In 1941, Sohlman became a member of the National Export Credits Guarantee Board, serving as its vice chairman from 1942 to 1947. In 1944, he was appointed director-general for foreign affaires (utrikesråd) and head of the Trade Department. He was also appointed a member of the State Reconstruction Board (Statens återuppbyggnadsnämnd) that year. From 1945, Sohlman held the status of state secretary, with responsibility for assisting the Ministry of Commerce and Industry in handling trade-policy matters. That same year, he was granted the title of envoy and became chairman of the Board of Svenska Penninglotteriet AB, a position he held until 1947. From 1945, he was also a member of the board of the Russian Institute at Stockholm University College.
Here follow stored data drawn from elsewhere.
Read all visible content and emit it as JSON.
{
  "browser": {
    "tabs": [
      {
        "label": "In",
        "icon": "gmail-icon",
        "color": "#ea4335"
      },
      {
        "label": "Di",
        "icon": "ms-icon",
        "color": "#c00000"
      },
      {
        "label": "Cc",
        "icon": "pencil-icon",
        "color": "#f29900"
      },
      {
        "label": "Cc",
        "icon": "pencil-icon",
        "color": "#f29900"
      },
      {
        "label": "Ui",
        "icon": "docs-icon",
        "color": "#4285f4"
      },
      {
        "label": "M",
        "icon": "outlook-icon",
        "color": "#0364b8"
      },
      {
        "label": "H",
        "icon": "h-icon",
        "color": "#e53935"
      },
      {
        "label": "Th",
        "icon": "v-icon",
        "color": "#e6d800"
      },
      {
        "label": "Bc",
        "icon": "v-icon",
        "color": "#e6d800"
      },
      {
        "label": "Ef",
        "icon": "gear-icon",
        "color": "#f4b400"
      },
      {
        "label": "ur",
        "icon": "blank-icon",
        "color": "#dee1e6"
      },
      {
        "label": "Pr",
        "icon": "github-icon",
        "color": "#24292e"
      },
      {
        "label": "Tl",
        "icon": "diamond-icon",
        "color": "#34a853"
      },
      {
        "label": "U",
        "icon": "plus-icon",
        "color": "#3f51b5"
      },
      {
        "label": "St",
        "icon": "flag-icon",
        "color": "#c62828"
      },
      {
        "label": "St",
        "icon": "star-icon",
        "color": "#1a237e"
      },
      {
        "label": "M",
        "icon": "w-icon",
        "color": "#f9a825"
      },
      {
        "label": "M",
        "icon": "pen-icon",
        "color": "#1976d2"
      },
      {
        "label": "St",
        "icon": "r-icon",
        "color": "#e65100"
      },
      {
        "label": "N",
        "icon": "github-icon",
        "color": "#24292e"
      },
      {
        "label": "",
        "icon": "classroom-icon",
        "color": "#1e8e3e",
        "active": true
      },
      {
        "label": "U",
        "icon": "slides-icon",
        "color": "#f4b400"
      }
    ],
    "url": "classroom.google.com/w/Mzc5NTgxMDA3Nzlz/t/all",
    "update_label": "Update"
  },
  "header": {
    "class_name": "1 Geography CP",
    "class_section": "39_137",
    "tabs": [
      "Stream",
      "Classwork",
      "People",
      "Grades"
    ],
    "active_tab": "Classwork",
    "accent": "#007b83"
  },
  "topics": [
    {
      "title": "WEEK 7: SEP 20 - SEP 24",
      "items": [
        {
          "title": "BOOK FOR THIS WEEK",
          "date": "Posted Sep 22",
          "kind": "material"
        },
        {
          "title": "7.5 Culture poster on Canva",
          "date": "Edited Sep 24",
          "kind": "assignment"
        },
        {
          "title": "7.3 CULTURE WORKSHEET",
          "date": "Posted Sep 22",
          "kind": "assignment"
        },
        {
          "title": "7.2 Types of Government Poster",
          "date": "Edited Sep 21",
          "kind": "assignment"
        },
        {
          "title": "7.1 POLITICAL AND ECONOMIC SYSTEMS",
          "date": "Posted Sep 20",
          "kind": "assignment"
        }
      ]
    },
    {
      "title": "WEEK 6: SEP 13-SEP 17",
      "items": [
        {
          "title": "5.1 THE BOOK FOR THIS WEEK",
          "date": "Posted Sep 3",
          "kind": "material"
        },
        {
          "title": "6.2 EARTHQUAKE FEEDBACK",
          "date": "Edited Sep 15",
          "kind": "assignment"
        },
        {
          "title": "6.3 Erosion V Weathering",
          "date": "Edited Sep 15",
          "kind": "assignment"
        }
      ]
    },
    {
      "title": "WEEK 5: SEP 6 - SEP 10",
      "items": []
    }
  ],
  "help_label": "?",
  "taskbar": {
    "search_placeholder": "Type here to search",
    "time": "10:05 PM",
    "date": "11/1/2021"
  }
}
===Ambassador in Moscow (1947–1964)===
Sohlman served as Sweden's envoy in Moscow from 1947 and as ambassador from December of the same year until 1964. During this period, he was also accredited to Kabul from 1948 to 1960 and to Bucharest and Sofia from 1951 to 1964. His 17 years in Moscow constituted an unusually long diplomatic tenure at the same post.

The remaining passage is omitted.